Kill The Client- Set For Extinction
Record Label: Relapse Records
Release Date: October 26, 2010
Grindcore can be a frustrating genre. On one hand, you have the master musicians; the innovators, with bands like Agoraphobic Nosebleed, Cattle Decapitation and Rotten Sound setting a fairly lofty standard for contemporary grind. On the other hand, you have less-memorable outfits who seem to lose sight of creating truly remarkable music in favor of pursuing as dissonant and brutal a sound as possible. Kill The Client have always been one of the "good" grindcore bands; not great, but not uninteresting enough to get swept up in the sea of countless imitators. However, with their latest release, Set For Extinction, Kill The Client blaze a trail of infectious heavy metal grime, chopping away with unrelenting spirit and excitement. Though it may not be too different from previous releases, Set For Extinction takes what worked best about previous releases and fine-tunes those elements. The riffs are still merciless and skull-crushing, but a considerable dose of catchiness is added. Of course, "catchiness" is a relative term here. Don't expect any synth-pop keys or pop punk hooks to jump out of nowhere; it's still Kill The Client, albeit stronger and more focused than before.
Production-wise, this is better sounding than most albums of similar nature. The production isn't too raw or too polished - a considerable selling point when you consider the fact that many death metal/grind records suffer from (often intentionally) poor production that leaves things sounding too muddled and claustrophobic. The drums are sharp and commanding but never tinny or irritating. Guitars and bass are evenly mixed with just the right amount of low end beneath the crushing landslide of guitar cacophony.

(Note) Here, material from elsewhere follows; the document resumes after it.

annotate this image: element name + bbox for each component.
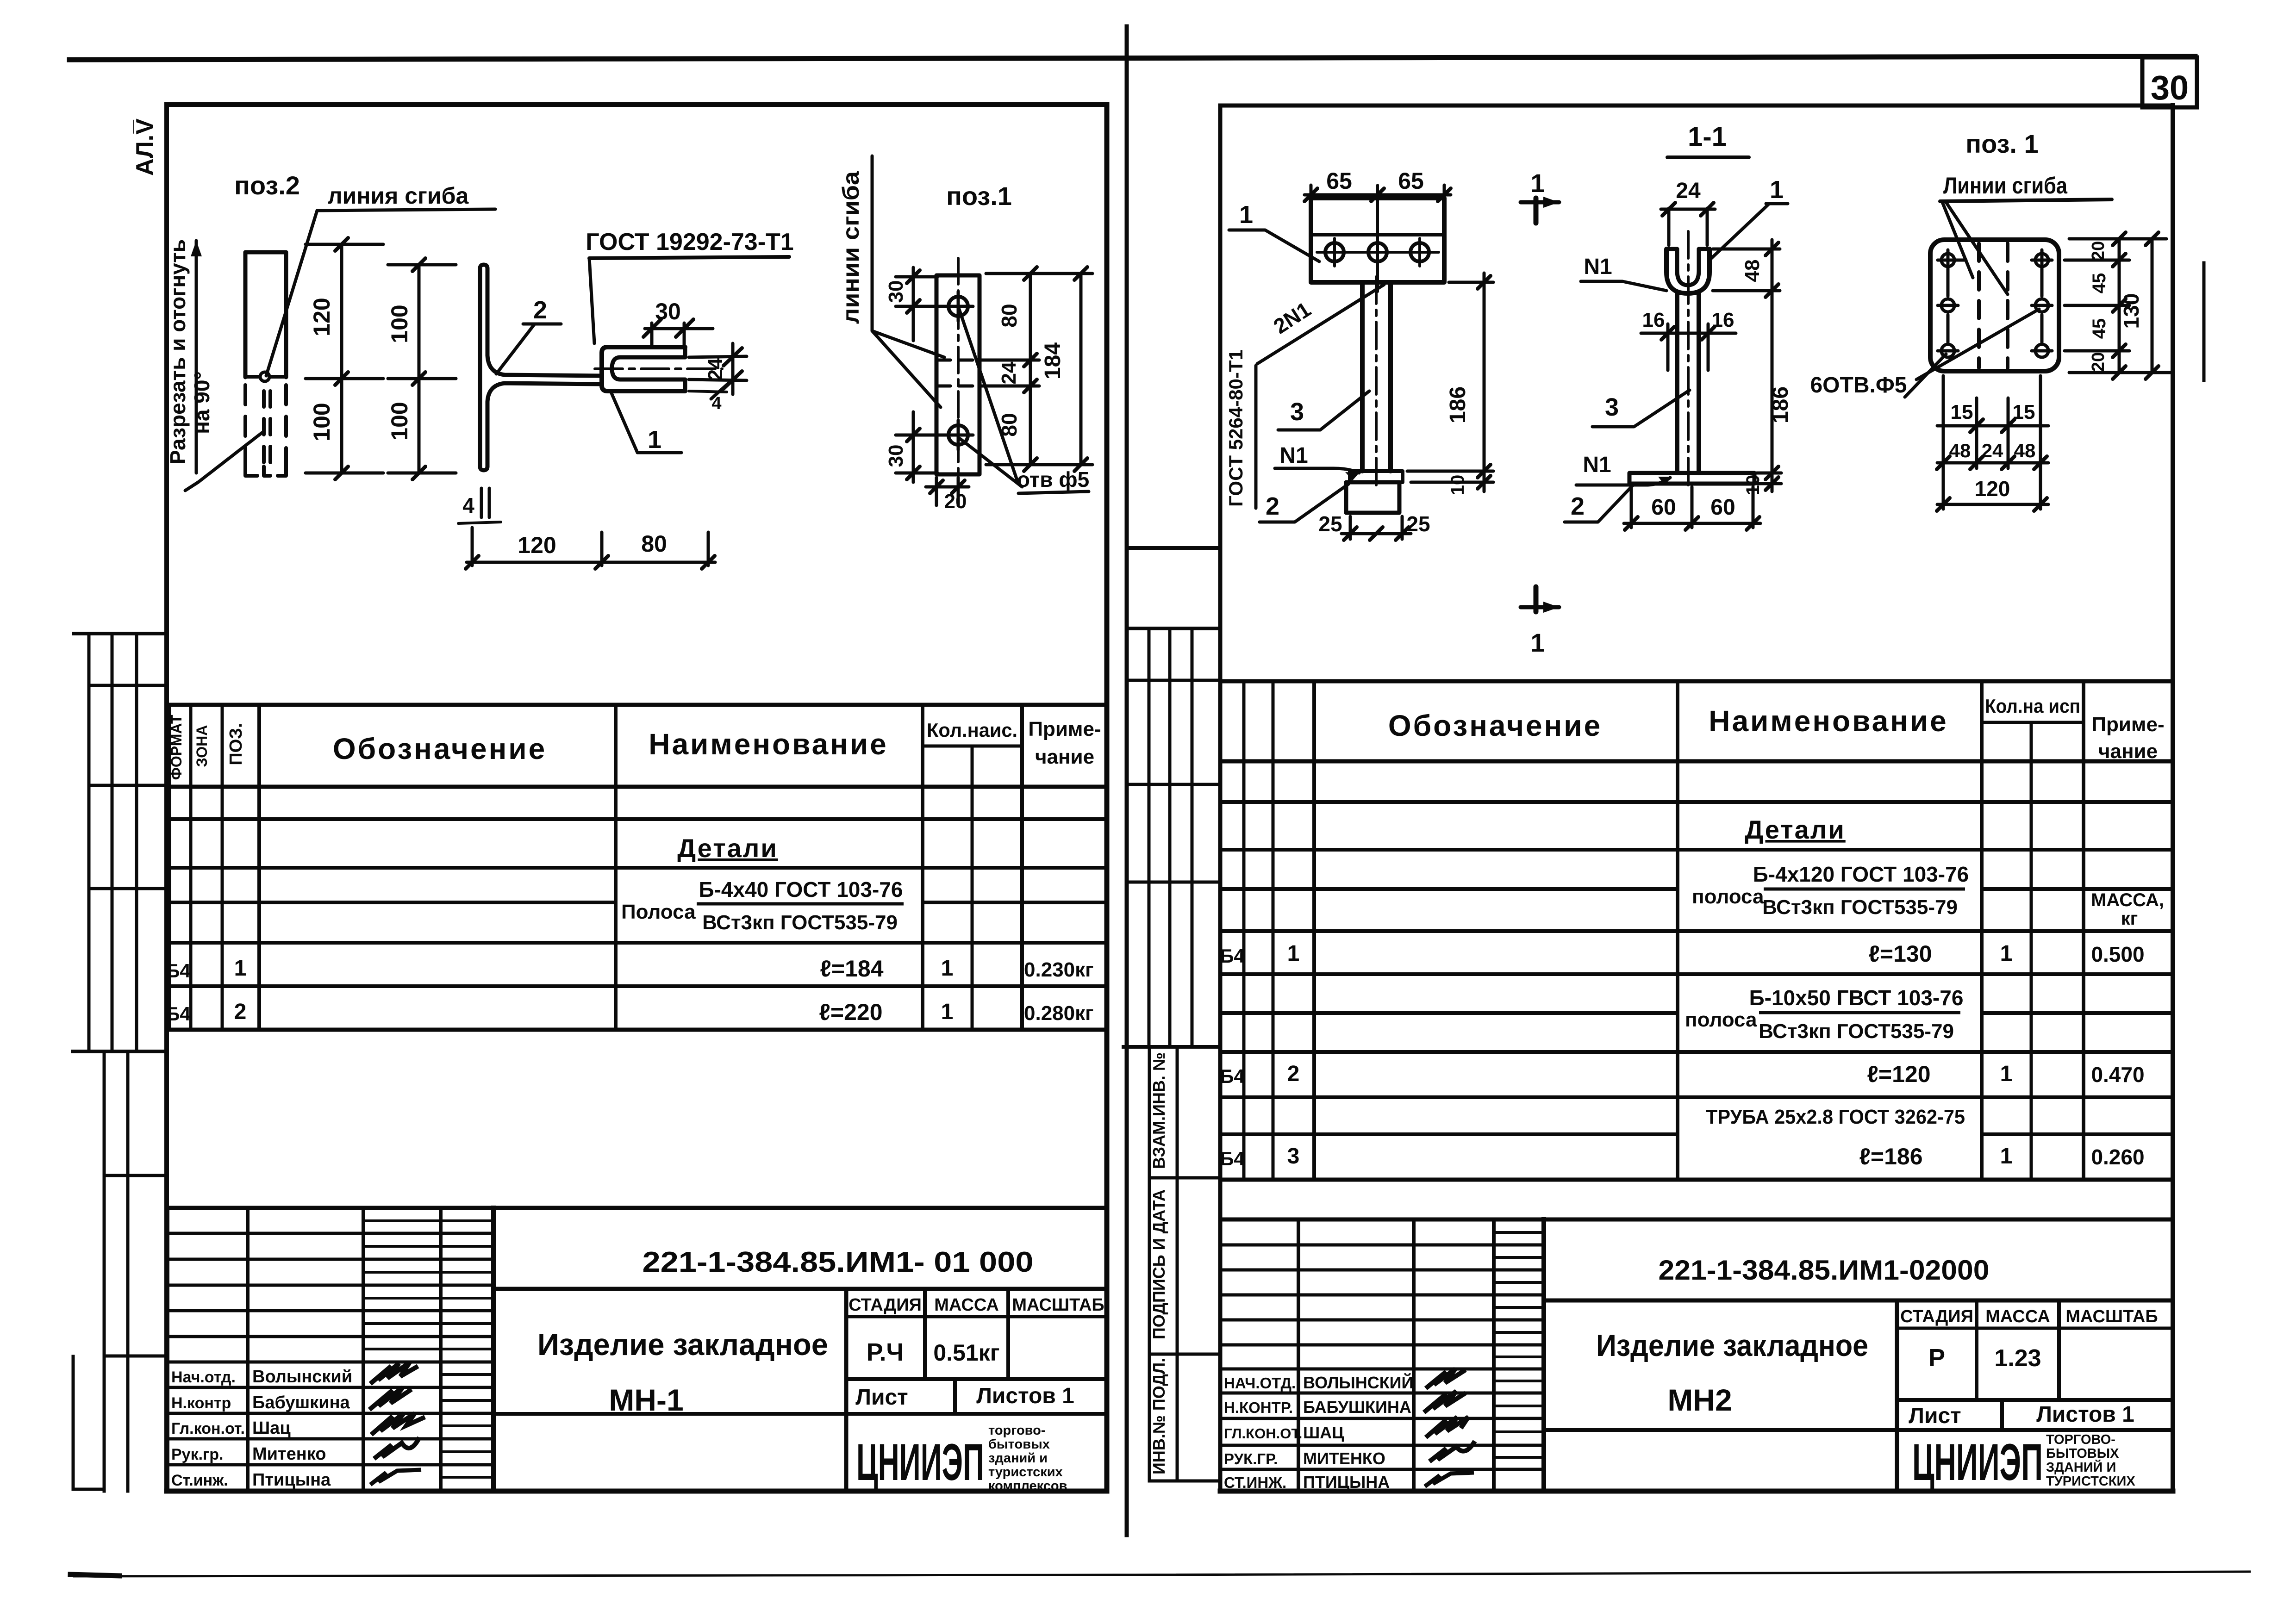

Clocking in at around half an hour at nineteen songs, this album is more or less standard for grindcore. Songs never even reach the three minute mark, and the longest song on the record, opener "No Leaders," is just two-and-a-half minutes. And as such, the album tends to bleed together in spots. Some songs, as is the case with many grindcore releases, fly by so quickly that even after multiple listens, one may still have a hard time remembering certain tracks. While this may not be a problem for devoted grindcore fans, casual listeners (such as myself) may find it a little exhausting. But perhaps this is the point. Grindcore is anything but relaxed, and Kill The Client attest to that. Set For Extinction, though not a revolutionary or game-changing effort, is nonetheless a solid collection of death-grind that shows considerable growth for one of the genre's most promising bands.